Matilda had her travelling companions, and she became one of mine.
People like me (book botherers, professional readers, page pushers, call us what you will) like to say grandiose things about what books are and what they do. It’s probably a side effect of living so intimately with language — all the noisiest words that clamour for attention have a tendency to come out when we’re really passionate about something. I know it, I own it, and I stand by the next paragraph without shame:
For the imagined kid whose progress we’re tracking here, learning to read isn’t only a matter of a skill attained, not just a qualification or a tick in a box for child development — it’s an infinite library of new worlds to explore and a guide to exploring them. It’s both the territory and the map.
For the imaginary Matilda, reading expands her world, which would otherwise be as small as it is for her parents. Their brains are trapped in the TV set they stare at, while her mind roams free in her books. “All the reading she had done had given her a view of life that they had never seen.”
There’s another imagined child, the one I’ve been trying not to imagine this whole time, the one that might be joining us soon if the gods of medicine smile on the IVF. I will allow myself this much thinking about that possible future and no more: I really can’t wait for that kid to discover reading.

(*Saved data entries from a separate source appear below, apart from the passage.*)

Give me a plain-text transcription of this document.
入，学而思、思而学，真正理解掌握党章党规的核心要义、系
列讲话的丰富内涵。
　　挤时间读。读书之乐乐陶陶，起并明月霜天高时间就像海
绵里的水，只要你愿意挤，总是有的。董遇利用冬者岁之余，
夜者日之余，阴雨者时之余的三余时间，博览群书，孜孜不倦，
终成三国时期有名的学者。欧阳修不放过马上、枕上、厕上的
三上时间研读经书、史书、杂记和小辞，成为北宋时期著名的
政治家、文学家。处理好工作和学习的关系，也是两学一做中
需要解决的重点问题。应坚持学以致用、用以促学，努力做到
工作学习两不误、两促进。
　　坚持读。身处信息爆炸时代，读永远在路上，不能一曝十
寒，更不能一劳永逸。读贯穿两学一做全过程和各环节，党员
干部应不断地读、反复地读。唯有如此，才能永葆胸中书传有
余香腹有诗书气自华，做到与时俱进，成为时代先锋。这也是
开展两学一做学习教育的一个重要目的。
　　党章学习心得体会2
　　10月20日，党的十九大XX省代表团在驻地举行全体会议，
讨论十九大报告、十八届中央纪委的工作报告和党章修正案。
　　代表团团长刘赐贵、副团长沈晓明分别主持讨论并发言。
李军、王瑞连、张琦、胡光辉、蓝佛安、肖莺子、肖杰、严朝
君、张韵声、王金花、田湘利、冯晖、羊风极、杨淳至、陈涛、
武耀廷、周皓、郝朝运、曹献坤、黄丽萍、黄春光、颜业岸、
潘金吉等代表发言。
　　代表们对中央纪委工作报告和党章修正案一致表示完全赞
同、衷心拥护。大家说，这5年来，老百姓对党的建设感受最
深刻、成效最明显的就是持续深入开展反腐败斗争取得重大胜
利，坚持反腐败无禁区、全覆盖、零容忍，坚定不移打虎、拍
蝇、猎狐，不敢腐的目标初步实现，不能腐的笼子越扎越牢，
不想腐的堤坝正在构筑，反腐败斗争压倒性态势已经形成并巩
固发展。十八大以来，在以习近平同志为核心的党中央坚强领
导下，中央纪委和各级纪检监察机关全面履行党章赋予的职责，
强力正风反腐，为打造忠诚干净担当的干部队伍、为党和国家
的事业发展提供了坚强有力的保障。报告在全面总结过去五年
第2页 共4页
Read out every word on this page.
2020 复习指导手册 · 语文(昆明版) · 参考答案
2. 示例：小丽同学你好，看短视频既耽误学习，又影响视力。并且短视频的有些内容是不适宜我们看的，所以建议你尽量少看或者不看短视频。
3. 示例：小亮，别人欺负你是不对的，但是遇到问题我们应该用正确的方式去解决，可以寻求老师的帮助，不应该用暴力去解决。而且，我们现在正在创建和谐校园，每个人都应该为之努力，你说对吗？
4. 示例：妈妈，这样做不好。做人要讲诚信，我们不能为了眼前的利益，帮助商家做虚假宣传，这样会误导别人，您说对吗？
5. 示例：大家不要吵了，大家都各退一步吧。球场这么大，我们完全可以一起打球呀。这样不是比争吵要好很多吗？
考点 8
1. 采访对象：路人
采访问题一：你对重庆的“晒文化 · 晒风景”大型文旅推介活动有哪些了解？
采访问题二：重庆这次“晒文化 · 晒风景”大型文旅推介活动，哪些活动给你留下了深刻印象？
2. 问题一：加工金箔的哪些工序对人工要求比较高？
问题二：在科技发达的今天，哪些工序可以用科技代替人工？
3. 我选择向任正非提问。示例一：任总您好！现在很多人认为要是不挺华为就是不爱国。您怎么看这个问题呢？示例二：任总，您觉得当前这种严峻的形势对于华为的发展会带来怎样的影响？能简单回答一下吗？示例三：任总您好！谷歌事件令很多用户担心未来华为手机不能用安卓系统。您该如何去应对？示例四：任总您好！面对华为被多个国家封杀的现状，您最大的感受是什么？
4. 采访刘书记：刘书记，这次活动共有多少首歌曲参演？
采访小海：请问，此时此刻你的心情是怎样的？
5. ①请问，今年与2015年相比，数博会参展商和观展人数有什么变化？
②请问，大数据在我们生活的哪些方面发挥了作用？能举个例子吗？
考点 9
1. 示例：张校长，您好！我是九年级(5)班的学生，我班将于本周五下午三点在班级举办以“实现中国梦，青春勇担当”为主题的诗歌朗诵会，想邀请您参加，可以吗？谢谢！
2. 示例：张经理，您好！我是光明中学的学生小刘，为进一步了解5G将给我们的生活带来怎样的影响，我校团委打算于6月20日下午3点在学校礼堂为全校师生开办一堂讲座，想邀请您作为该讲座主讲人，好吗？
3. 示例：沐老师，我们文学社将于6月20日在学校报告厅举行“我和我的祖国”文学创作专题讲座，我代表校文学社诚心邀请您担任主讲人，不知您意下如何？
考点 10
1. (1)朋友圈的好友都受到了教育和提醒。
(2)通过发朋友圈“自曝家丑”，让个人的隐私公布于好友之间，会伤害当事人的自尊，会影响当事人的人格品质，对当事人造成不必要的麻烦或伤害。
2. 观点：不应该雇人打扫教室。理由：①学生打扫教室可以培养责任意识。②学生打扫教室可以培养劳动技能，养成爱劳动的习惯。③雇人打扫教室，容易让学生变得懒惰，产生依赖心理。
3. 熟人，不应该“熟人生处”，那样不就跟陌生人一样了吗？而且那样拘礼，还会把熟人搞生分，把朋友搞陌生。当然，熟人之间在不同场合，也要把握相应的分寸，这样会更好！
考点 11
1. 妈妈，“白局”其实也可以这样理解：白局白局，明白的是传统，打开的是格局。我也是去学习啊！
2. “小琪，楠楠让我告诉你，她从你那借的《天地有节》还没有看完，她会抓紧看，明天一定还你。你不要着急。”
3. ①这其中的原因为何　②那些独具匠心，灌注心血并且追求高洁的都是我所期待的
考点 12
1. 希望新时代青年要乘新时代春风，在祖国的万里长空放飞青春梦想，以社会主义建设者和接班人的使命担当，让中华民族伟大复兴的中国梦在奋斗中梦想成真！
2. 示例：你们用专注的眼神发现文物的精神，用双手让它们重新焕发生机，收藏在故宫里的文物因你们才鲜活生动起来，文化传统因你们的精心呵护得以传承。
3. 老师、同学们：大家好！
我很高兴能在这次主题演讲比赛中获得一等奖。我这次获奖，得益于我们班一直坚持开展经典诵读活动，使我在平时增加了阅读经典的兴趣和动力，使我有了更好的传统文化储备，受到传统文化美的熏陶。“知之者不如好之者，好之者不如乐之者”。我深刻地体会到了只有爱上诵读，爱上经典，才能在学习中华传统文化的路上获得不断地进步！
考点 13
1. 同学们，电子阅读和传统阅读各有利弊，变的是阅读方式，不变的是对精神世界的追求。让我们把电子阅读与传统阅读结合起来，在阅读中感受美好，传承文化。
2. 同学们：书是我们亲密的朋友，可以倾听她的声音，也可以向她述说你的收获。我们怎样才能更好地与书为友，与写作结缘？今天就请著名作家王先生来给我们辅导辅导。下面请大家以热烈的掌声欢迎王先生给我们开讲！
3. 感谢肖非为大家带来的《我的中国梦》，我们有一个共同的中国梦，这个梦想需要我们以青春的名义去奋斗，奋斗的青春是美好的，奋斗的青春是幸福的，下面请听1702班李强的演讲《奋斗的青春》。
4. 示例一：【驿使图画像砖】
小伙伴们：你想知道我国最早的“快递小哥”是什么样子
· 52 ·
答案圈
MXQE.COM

NICHOLAS NICKLEBY by Charles Dickens
OLIVER TWIST by Charles Dickens
JANE EYRE by Charlotte Brontë
PRIDE AND PREJUDICE by Jane Austen
TESS OF THE D’URBERVILLES by Thomas Hardy
GONE TO EARTH by Mary Webb
KIM by Rudyard Kipling
THE INVISIBLE MAN by H. G. Wells
THE OLD MAN AND THE SEA by Ernest Hemingway
THE SOUND AND THE FURY by William Faulkner
THE GRAPES OF WRATH by John Steinbeck
THE GOOD COMPANIONS by J. B. Priestley
BRIGHTON ROCK by Graham Greene
ANIMAL FARM by George Orwell
Lovely reflection, Matthew. I pray your loved ones have success! They are blessed to have such a thoughtful friend/uncle!
I forgot how much I loved Matilda until just now, even though I read it probably thirty years ago when I was around your age of discovery (7-8ish). As someone who actually sort of teaches kids reading, I think the Narnia reference might be the most powerful one, though: kids need to read so many series books before they can be properly challenged by a big, difficult book. Kids like Matildas or Ludo in Helen DeWitt’s The Last Samurai, aren’t really the model for lifetime reading or even getting good at reading fast. Instead, the most likely reason I could understand Steinbeck and Dickens and Conrad in late elementary/ early middle school was because they reminded me of Dahl, Lewis, Leguin, and hundreds of trashy sci-fi, mystery and fantasy series novels (Goosebumps, the Hardy Boys, Animorphs, etc.) A plot has to be muscle memory before a reader can understand when an author is subverting it, or just telling a standard plot but with extremely challenging but satisfyingly beautiful language. Anyway, I’ve got my own kids and nieces and nephews that I’m excited to see through this journey, and I appreciate this post.